Xu then pursued a PhD at Princeton University, where his advisor, János Kollár, a leading algebraic geometer, had a “huge influence” on him.
“What I learned from him, aside from many techniques, of course, was more about what I could call ‘taste,’” says Xu. “What questions are important in mathematics? In general, graduate students or postdocs in the early stages of their career need some role model to follow. Doing math is a complicated thing, and at some point there are choices they need to make,” he says, that require balancing how difficult or interesting a particular problem might be with more practical concerns about its tractability.
In addition to Kollár’s mentorship, the unfamiliarity of his new surroundings also aided his research.
“I had never been outside China before that point, so there was a bit of culture shock,” he recalls. “I didn’t know much about U.S. culture at the time. But in some sense that made me even more concentrated on my work.”
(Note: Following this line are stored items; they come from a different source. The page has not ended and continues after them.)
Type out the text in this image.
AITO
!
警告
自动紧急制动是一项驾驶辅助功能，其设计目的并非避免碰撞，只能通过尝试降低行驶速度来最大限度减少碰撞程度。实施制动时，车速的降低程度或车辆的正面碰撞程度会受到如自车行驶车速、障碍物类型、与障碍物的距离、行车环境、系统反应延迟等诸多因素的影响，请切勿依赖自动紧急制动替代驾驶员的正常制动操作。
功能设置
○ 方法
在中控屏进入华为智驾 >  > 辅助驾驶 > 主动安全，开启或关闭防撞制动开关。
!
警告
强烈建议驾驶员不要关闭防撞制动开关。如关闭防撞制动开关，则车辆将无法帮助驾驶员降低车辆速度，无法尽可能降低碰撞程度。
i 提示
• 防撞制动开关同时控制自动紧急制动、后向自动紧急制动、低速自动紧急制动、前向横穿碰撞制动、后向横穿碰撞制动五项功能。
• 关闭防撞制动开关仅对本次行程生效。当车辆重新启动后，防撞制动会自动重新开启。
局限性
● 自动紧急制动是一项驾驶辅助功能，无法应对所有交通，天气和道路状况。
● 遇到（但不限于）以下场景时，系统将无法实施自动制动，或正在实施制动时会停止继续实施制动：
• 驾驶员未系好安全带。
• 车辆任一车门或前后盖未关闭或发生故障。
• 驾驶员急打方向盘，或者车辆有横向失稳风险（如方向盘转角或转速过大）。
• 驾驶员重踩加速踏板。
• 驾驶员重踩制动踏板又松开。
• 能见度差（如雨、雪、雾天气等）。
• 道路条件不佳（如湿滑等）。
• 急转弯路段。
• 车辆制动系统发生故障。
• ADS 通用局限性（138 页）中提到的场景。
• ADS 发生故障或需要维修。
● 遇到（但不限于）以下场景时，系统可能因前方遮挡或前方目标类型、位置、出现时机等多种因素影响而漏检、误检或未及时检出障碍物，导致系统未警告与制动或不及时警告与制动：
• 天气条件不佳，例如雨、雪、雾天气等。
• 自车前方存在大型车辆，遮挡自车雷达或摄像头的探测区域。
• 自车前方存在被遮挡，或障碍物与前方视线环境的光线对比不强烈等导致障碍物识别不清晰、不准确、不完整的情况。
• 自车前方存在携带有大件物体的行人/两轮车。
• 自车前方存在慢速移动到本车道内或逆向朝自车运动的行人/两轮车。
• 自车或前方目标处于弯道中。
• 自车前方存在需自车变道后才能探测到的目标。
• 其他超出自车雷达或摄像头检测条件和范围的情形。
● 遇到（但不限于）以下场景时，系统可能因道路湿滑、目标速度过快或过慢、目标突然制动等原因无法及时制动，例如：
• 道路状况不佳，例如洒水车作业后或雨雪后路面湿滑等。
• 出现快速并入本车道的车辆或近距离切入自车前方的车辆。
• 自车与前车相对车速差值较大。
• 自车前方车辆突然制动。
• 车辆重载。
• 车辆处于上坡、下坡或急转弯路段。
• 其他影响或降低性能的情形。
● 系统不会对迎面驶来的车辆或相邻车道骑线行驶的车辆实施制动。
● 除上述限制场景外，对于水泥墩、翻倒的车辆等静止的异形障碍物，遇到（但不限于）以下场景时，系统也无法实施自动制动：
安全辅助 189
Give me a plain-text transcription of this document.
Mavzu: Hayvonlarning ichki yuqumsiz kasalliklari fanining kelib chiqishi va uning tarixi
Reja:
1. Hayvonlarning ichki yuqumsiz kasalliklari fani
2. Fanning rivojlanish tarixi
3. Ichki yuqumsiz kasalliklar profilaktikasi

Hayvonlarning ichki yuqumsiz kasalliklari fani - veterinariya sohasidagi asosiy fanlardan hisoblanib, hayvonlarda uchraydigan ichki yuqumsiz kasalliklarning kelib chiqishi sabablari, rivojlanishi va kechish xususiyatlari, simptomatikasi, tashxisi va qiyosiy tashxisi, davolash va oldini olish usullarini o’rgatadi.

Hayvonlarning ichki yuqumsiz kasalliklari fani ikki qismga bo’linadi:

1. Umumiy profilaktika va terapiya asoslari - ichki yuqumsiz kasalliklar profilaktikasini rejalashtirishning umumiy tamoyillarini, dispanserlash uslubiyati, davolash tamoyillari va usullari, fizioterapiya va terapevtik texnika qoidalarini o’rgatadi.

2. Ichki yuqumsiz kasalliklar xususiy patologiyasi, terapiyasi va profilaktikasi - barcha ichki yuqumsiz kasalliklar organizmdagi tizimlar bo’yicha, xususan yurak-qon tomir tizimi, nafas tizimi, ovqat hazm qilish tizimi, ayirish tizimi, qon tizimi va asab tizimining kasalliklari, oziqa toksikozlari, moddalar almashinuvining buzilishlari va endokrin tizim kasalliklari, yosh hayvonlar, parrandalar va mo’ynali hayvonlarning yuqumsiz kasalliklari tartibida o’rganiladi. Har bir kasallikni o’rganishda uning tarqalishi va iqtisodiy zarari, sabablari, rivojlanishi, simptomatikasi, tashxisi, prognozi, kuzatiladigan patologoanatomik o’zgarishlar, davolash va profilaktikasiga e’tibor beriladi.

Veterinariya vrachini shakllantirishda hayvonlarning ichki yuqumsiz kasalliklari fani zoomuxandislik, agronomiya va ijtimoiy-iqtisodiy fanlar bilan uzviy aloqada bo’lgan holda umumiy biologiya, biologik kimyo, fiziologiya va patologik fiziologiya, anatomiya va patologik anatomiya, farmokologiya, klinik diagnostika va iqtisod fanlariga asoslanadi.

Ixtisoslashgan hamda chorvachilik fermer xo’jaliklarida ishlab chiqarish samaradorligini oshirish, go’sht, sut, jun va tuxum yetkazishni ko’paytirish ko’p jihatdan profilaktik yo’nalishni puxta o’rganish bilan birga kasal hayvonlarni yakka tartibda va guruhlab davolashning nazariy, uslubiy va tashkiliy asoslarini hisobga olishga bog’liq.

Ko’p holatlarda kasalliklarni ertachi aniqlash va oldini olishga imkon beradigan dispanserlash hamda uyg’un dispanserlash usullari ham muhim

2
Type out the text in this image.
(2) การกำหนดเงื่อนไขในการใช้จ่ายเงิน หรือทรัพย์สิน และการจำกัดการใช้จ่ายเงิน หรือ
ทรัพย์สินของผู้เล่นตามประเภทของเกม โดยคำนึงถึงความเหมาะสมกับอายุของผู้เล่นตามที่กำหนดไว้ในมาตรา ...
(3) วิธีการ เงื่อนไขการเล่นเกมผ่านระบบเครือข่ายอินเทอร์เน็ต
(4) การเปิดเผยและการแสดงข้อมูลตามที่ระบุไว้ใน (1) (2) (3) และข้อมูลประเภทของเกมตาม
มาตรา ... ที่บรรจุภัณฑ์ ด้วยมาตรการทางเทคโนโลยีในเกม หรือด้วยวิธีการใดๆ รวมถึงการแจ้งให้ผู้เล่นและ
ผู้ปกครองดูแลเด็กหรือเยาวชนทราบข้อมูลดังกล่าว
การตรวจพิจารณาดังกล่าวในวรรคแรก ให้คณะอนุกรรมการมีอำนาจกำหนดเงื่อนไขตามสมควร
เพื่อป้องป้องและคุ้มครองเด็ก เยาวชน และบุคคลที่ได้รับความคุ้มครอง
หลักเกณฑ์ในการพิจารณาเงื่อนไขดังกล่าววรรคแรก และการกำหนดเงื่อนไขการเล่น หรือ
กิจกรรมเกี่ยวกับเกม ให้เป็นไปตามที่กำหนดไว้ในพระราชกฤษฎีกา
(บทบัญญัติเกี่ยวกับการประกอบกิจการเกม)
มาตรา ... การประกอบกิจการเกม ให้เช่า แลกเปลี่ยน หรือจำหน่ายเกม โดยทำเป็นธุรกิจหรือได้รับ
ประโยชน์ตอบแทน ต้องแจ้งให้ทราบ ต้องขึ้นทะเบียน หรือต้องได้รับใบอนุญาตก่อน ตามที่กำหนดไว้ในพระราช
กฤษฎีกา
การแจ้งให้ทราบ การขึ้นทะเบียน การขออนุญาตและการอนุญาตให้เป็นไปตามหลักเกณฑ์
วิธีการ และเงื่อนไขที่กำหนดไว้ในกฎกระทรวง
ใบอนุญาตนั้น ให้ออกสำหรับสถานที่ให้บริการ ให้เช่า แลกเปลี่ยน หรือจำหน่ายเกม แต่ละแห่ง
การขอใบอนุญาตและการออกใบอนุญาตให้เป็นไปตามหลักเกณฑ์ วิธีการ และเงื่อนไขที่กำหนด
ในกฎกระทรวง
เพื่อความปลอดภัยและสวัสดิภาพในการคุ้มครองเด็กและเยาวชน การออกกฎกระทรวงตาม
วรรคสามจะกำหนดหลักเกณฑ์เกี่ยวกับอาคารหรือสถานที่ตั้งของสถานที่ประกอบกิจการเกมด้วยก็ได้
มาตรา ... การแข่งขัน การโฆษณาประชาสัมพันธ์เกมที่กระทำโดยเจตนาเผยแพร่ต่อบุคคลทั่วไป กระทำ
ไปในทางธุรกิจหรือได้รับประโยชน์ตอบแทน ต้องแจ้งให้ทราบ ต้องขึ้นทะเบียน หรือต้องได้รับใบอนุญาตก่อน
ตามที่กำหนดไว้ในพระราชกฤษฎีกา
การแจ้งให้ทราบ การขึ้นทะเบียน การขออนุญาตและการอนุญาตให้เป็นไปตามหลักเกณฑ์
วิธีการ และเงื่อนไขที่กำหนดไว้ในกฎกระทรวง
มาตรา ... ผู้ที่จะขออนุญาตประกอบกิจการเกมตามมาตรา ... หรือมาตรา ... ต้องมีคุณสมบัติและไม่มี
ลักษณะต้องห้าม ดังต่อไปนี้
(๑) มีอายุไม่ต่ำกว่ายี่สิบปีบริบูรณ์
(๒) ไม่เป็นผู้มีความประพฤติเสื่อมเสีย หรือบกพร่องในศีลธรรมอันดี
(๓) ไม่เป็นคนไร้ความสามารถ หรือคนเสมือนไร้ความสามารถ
After Xu received his doctorate in 2008, he spent three years as a postdoc and C.L.E. Moore Instructor at MIT. He then spent about six years as a professor at the Beijing International Center of Mathematical Research and then returned to MIT as a full professor of mathematics in 2018.
Throughout those years, Xu demonstrated a talent for finding important questions to pursue, becoming a leading thinker in his field and making a series of major advances in algebraic birational geometry.
In 2017, Xu won the inaugural Future Science Prize in Mathematics and Computer Science for his “fundamental contributions” to the field of birational geometry. Some of that field’s real-world applications include coding and robotics. For example, birational geometry techniques are used to help robots “see” by grouping a series of two-dimensional pictures together into something approximating a field of vision to navigate our three-dimensional world.
Xu’s work to advance the minimal model program (MMP) — a key theory in birational geometry that was first articulated in the early 1980s — and apply it to algebraic varieties won him the 2019 New Horizons Prize for early-career achievement in mathematics. He has since proved a series of conjectures related to the MMP, expanding it to previously untested varieties of certain conditions.
The theory of algebraic K-stability that he developed has proven to be fertile ground for new discoveries. “I’m still working on this topic, and it’s a particularly interesting question to me,” he says.
Xu has been making progress on proving other key conjectures related to K-stability rooted in the minimal model program. Recently, he drew on that prior work to prove the existence of moduli space for Fano algebraic varieties. Now he’s hard at work developing a solution for a specific property of that moduli space: its “compactness.”
“To solve that problem it will be very important,” he says. “I hope we can still solve the last piece of it. I’m pretty sure that would be my best work to date.”